In the current state of AI’s development, it is reasonable to think that AI will continue to expand and be increasingly utilized across different fields, highly impacting every aspect of humanity’s welfare and livelihood. However, not all future scenarios described by AI researchers and institutions are good, i.e., AI has both the potential to be extremely beneficial, and pose existential threats to humanity.

Even if such scenarios develop in the longer term, it is necessary to start focusing now on tools that allow humans to open the black-box of the AI algorithms, to increase their understandability and trustworthiness, and in that way try to avoid such conceivably harmful future scenarios. Additionally, the interpretability of the AI algorithms is even now a challenge to the AI development, as it is an obstacle equivalent to those previously seen which triggered past AI winters, such as hardware constraints or the over-expectation of results, in other words, research in interpretability and model understanding will help avoid a third AI winter, which, if triggered, could be devastating for the world economy.

This thesis aids in researching the field of AI interpretability, focusing mainly on the algorithms related to local explainability, which are the algorithms that attempt to extract useful explanations for the output of machine learning models on individual instances, specifically targeting areas of improvement in the counterfactual and local surrogate explanations.

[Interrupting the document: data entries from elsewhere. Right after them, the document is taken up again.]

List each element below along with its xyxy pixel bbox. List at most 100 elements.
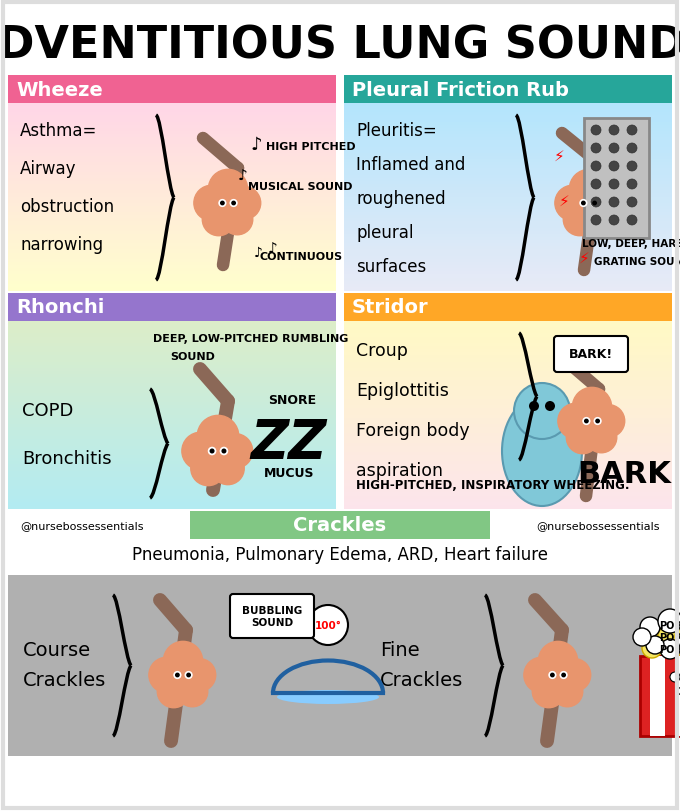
Bar (344, 197, 672, 201)
Bar (344, 421, 672, 425)
Bar (8, 253, 336, 257)
Circle shape (627, 198, 637, 208)
Bar (344, 341, 672, 344)
Bar (190, 512, 490, 539)
Circle shape (551, 673, 554, 677)
Bar (344, 427, 672, 431)
Bar (8, 443, 336, 447)
Bar (344, 256, 672, 260)
Bar (344, 178, 672, 182)
Text: Pleuritis=: Pleuritis= (356, 122, 437, 139)
Bar (344, 412, 672, 415)
Bar (344, 225, 672, 229)
Bar (344, 387, 672, 391)
Circle shape (231, 200, 237, 207)
Bar (344, 114, 672, 117)
Bar (8, 337, 336, 341)
Circle shape (646, 636, 664, 654)
Bar (344, 368, 672, 372)
Bar (344, 110, 672, 114)
Bar (8, 231, 336, 235)
Circle shape (652, 633, 672, 652)
Bar (8, 288, 336, 291)
Bar (8, 328, 336, 332)
Bar (8, 409, 336, 412)
Bar (344, 365, 672, 369)
Bar (8, 194, 336, 198)
Bar (8, 247, 336, 251)
Circle shape (596, 420, 599, 423)
Text: Pneumonia, Pulmonary Edema, ARD, Heart failure: Pneumonia, Pulmonary Edema, ARD, Heart f… (132, 545, 548, 564)
Bar (8, 384, 336, 388)
Text: ♪: ♪ (268, 242, 277, 257)
Circle shape (219, 200, 226, 207)
Bar (8, 371, 336, 375)
Text: Inflamed and: Inflamed and (356, 156, 465, 174)
Text: Rhonchi: Rhonchi (16, 298, 104, 317)
Bar (8, 104, 336, 108)
Bar (344, 474, 672, 478)
Bar (8, 210, 336, 213)
Circle shape (627, 180, 637, 190)
Bar (344, 458, 672, 462)
Bar (344, 434, 672, 437)
Bar (344, 216, 672, 220)
Circle shape (228, 187, 260, 220)
Bar (344, 210, 672, 213)
Bar (344, 322, 672, 325)
Circle shape (560, 672, 567, 679)
Bar (344, 173, 672, 176)
Bar (344, 384, 672, 388)
Bar (344, 122, 672, 127)
Bar (8, 114, 336, 117)
Bar (8, 400, 336, 403)
Bar (8, 483, 336, 487)
Circle shape (532, 676, 565, 708)
Bar (344, 253, 672, 257)
Bar (8, 175, 336, 179)
Circle shape (678, 633, 680, 652)
Bar (344, 260, 672, 263)
Circle shape (220, 448, 228, 455)
Bar (344, 493, 672, 496)
Circle shape (569, 170, 609, 209)
Circle shape (660, 639, 680, 659)
Bar (8, 204, 336, 207)
Bar (344, 132, 672, 135)
Circle shape (524, 658, 560, 693)
Bar (344, 285, 672, 288)
Bar (8, 157, 336, 161)
Bar (8, 207, 336, 210)
Bar (8, 456, 336, 459)
Bar (8, 269, 336, 272)
Circle shape (593, 202, 596, 205)
Circle shape (579, 410, 605, 437)
Bar (8, 238, 336, 242)
Circle shape (585, 420, 588, 423)
Bar (8, 499, 336, 503)
Circle shape (222, 204, 253, 235)
Text: aspiration: aspiration (356, 461, 443, 479)
Text: Stridor: Stridor (352, 298, 428, 317)
Circle shape (552, 676, 583, 707)
Text: ZZ: ZZ (250, 417, 326, 469)
Bar (8, 241, 336, 244)
Bar (8, 461, 336, 466)
Bar (344, 107, 672, 110)
Text: ♪: ♪ (238, 169, 248, 184)
Bar (8, 166, 336, 169)
Bar (8, 449, 336, 453)
Text: HIGH-PITCHED, INSPIRATORY WHEEZING.: HIGH-PITCHED, INSPIRATORY WHEEZING. (356, 478, 630, 491)
Bar (8, 378, 336, 381)
Bar (8, 427, 336, 431)
Bar (344, 496, 672, 500)
Text: Crackles: Crackles (380, 671, 463, 689)
Bar (344, 418, 672, 422)
Bar (344, 480, 672, 484)
Text: Course: Course (23, 641, 91, 659)
Bar (8, 418, 336, 422)
Bar (8, 402, 336, 406)
Bar (344, 331, 672, 335)
Text: CONTINUOUS: CONTINUOUS (260, 251, 343, 262)
Bar (8, 122, 336, 127)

Since, for some of the datasets, these instances are humans, opening the black-box of the machine learning models may also reveal the existence of biases or fairness issues among different groups of people.

This thesis then focuses also on the topic of machine learning fairness assessment through the use of local explainability methods, proposing two novel elements: one single accuracy-based and counterfactual-based bias detection measure and a counterfactual generation method for groups intended for bias detection and actionability-oriented fairness. Finally, the idea behind interpretability is to be able to eventually implement such methods into real-world applications. This thesis presents an application of the conformal prediction framework to a regression problem related to autonomous vehicle localization systems that both generates the predicted positioning error value of a vehicle and its confidence interval with some level of significance.